San Giorgio Maggiore at Dusk, 1908 by Claude Monet
San Giorgio Maggiore at Dusk is an oil painting by Claude Monet that was painted in 1908. The painting is owned by National Museum Cardiff, the national art gallery of Wales. The original painting is oil on canvas and the dimension is 65.2cm x 92.4cm (25.7 in x 36.4 in).
The term impression signifies the sensory information registered on the retina prior to any recognition of the object. For example, the eye sees tiny black spots before it recognizes them as faraway pedestrians. When you go out to paint, try to forget what objects you have before you, a tree, a house, a field or whatever Monet explained to a neighbor in Giverny, merely think here is a little square of blue, here an oblong of pink, here a streak of yellow, and paint it just as it looks to you, the exact color and shape, until it gives you your own naïve impression of the scene before you.
Monet later claimed that he wished he might share the experience of a blind person suddenly granted the power of sight.

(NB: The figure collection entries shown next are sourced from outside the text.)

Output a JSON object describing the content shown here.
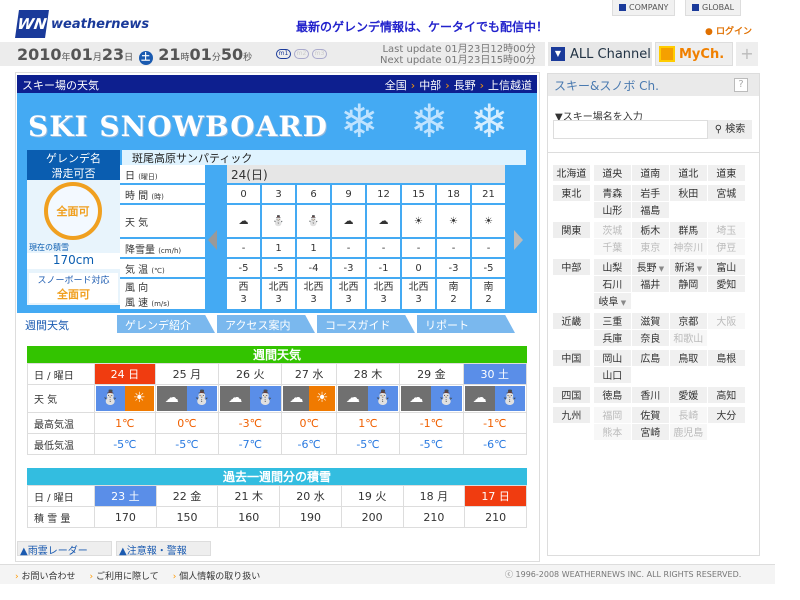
{
  "header": {
    "logo_mark": "WN",
    "logo_text": "weathernews",
    "promo": "最新のゲレンデ情報は、ケータイでも配信中！",
    "company": "COMPANY",
    "global": "GLOBAL",
    "login": "ログイン"
  },
  "datebar": {
    "year": "2010",
    "year_u": "年",
    "month": "01",
    "month_u": "月",
    "day": "23",
    "day_u": "日",
    "weekday": "土",
    "hour": "21",
    "hour_u": "時",
    "min": "01",
    "min_u": "分",
    "sec": "50",
    "sec_u": "秒",
    "m1": "m1",
    "m2": "m2",
    "m3": "m3",
    "last_update": "Last update  01月23日12時00分",
    "next_update": "Next update  01月23日15時00分",
    "all_channel": "ALL Channel",
    "mych": "MyCh.",
    "plus": "+"
  },
  "main": {
    "title": "スキー場の天気",
    "breadcrumb": [
      "全国",
      "中部",
      "長野",
      "上信越道"
    ],
    "banner": "SKI SNOWBOARD",
    "gelande_label": "ゲレンデ名",
    "gelande_name": "斑尾高原サンパティック",
    "kaihi_label": "滑走可否",
    "kaihi_value": "全面可",
    "snow_label": "現在の積雪",
    "snow_value": "170cm",
    "sb_label": "スノーボード対応",
    "sb_value": "全面可"
  },
  "hourly": {
    "date_label": "日",
    "date_unit": "(曜日)",
    "date": "24(日)",
    "time_label": "時 間",
    "time_unit": "(時)",
    "weather_label": "天 気",
    "snow_label": "降雪量",
    "snow_unit": "(cm/h)",
    "temp_label": "気 温",
    "temp_unit": "(℃)",
    "wind_label": "風 向",
    "speed_label": "風 速",
    "speed_unit": "(m/s)",
    "hours": [
      "0",
      "3",
      "6",
      "9",
      "12",
      "15",
      "18",
      "21"
    ],
    "weather": [
      "cloudy",
      "snow",
      "snow",
      "cloudy",
      "cloudy",
      "sunny",
      "sunny",
      "sunny"
    ],
    "snow": [
      "-",
      "1",
      "1",
      "-",
      "-",
      "-",
      "-",
      "-"
    ],
    "temp": [
      "-5",
      "-5",
      "-4",
      "-3",
      "-1",
      "0",
      "-3",
      "-5"
    ],
    "wind_dir": [
      "西",
      "北西",
      "北西",
      "北西",
      "北西",
      "北西",
      "南",
      "南"
    ],
    "wind_speed": [
      "3",
      "3",
      "3",
      "3",
      "3",
      "3",
      "2",
      "2"
    ]
  },
  "tabs": [
    "週間天気",
    "ゲレンデ紹介",
    "アクセス案内",
    "コースガイド",
    "リポート"
  ],
  "weekly": {
    "title": "週間天気",
    "day_label": "日 / 曜日",
    "weather_label": "天 気",
    "max_label": "最高気温",
    "min_label": "最低気温",
    "days": [
      {
        "d": "24 日",
        "c": "red"
      },
      {
        "d": "25 月",
        "c": ""
      },
      {
        "d": "26 火",
        "c": ""
      },
      {
        "d": "27 水",
        "c": ""
      },
      {
        "d": "28 木",
        "c": ""
      },
      {
        "d": "29 金",
        "c": ""
      },
      {
        "d": "30 土",
        "c": "blue"
      }
    ],
    "weather": [
      [
        "snow",
        "sunny"
      ],
      [
        "cloudy",
        "snow"
      ],
      [
        "cloudy",
        "snow"
      ],
      [
        "cloudy",
        "sunny"
      ],
      [
        "cloudy",
        "snow"
      ],
      [
        "cloudy",
        "snow"
      ],
      [
        "cloudy",
        "snow"
      ]
    ],
    "max": [
      "1℃",
      "0℃",
      "-3℃",
      "0℃",
      "1℃",
      "-1℃",
      "-1℃"
    ],
    "min": [
      "-5℃",
      "-5℃",
      "-7℃",
      "-6℃",
      "-5℃",
      "-5℃",
      "-6℃"
    ]
  },
  "past": {
    "title": "過去一週間分の積雪",
    "day_label": "日 / 曜日",
    "amount_label": "積 雪 量",
    "days": [
      {
        "d": "23 土",
        "c": "blue"
      },
      {
        "d": "22 金",
        "c": ""
      },
      {
        "d": "21 木",
        "c": ""
      },
      {
        "d": "20 水",
        "c": ""
      },
      {
        "d": "19 火",
        "c": ""
      },
      {
        "d": "18 月",
        "c": ""
      },
      {
        "d": "17 日",
        "c": "red"
      }
    ],
    "amounts": [
      "170",
      "150",
      "160",
      "190",
      "200",
      "210",
      "210"
    ]
  },
  "bottom_tabs": [
    "雨雲レーダー",
    "注意報・警報"
  ],
  "footer": {
    "links": [
      "お問い合わせ",
      "ご利用に際して",
      "個人情報の取り扱い"
    ],
    "copyright": "ⓒ 1996-2008 WEATHERNEWS INC. ALL RIGHTS RESERVED."
  },
  "sidebar": {
    "title": "スキー&スノボ Ch.",
    "help": "?",
    "search_label": "▼スキー場名を入力",
    "search_value": "",
    "search_button": "検索",
    "regions": [
      {
        "name": "北海道",
        "prefs": [
          {
            "n": "道央",
            "on": true
          },
          {
            "n": "道南",
            "on": true
          },
          {
            "n": "道北",
            "on": true
          },
          {
            "n": "道東",
            "on": true
          }
        ]
      },
      {
        "name": "東北",
        "prefs": [
          {
            "n": "青森",
            "on": true
          },
          {
            "n": "岩手",
            "on": true
          },
          {
            "n": "秋田",
            "on": true
          },
          {
            "n": "宮城",
            "on": true
          },
          {
            "n": "山形",
            "on": true
          },
          {
            "n": "福島",
            "on": true
          }
        ]
      },
      {
        "name": "関東",
        "prefs": [
          {
            "n": "茨城",
            "on": false
          },
          {
            "n": "栃木",
            "on": true
          },
          {
            "n": "群馬",
            "on": true
          },
          {
            "n": "埼玉",
            "on": false
          },
          {
            "n": "千葉",
            "on": false
          },
          {
            "n": "東京",
            "on": false
          },
          {
            "n": "神奈川",
            "on": false
          },
          {
            "n": "伊豆",
            "on": false
          }
        ]
      },
      {
        "name": "中部",
        "prefs": [
          {
            "n": "山梨",
            "on": true
          },
          {
            "n": "長野",
            "on": true,
            "dd": true
          },
          {
            "n": "新潟",
            "on": true,
            "dd": true
          },
          {
            "n": "富山",
            "on": true
          },
          {
            "n": "石川",
            "on": true
          },
          {
            "n": "福井",
            "on": true
          },
          {
            "n": "静岡",
            "on": true
          },
          {
            "n": "愛知",
            "on": true
          },
          {
            "n": "岐阜",
            "on": true,
            "dd": true
          }
        ]
      },
      {
        "name": "近畿",
        "prefs": [
          {
            "n": "三重",
            "on": true
          },
          {
            "n": "滋賀",
            "on": true
          },
          {
            "n": "京都",
            "on": true
          },
          {
            "n": "大阪",
            "on": false
          },
          {
            "n": "兵庫",
            "on": true
          },
          {
            "n": "奈良",
            "on": true
          },
          {
            "n": "和歌山",
            "on": false
          }
        ]
      },
      {
        "name": "中国",
        "prefs": [
          {
            "n": "岡山",
            "on": true
          },
          {
            "n": "広島",
            "on": true
          },
          {
            "n": "鳥取",
            "on": true
          },
          {
            "n": "島根",
            "on": true
          },
          {
            "n": "山口",
            "on": true
          }
        ]
      },
      {
        "name": "四国",
        "prefs": [
          {
            "n": "徳島",
            "on": true
          },
          {
            "n": "香川",
            "on": true
          },
          {
            "n": "愛媛",
            "on": true
          },
          {
            "n": "高知",
            "on": true
          }
        ]
      },
      {
        "name": "九州",
        "prefs": [
          {
            "n": "福岡",
            "on": false
          },
          {
            "n": "佐賀",
            "on": true
          },
          {
            "n": "長崎",
            "on": false
          },
          {
            "n": "大分",
            "on": true
          },
          {
            "n": "熊本",
            "on": false
          },
          {
            "n": "宮崎",
            "on": true
          },
          {
            "n": "鹿児島",
            "on": false
          }
        ]
      }
    ]
  },
  "colors": {
    "title_bar": "#0d1f8f",
    "banner": "#44aaf3",
    "weekly_header": "#33c400",
    "past_header": "#33bde0",
    "sunday": "#f03c10",
    "saturday": "#5a8ee8",
    "accent": "#f0a020"
  }
}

San Giorgio Maggiore at Dusk is a prime example of Claude Monet. Also occasionally referred to as Sunset in Venice, was painted in the autumn of 1908 in Venice where Monet and his wife Alice had traveled by their own chauffeur-driven car. They stayed first at the Palazzo Barbaro and later at the Hotel Brittania. It was here that he created this masterpiece.
The period in which Monet created this riverscape or seascape painting was when he began losing his eyesight from gray cataracts. Much like other impressionists who were afflicted with pain or disease, suffering seemed to provoke them to do their greatest works: Vincent van Gogh created his magnum opus Starry Night while tormented by his psychological breakdown, Monet painted this masterpiece. The vibrant blue, yellow, and red colors were used by Monet to depict the sunset. Across the lagoon we see Venice, a famous island church in Venice, Italy.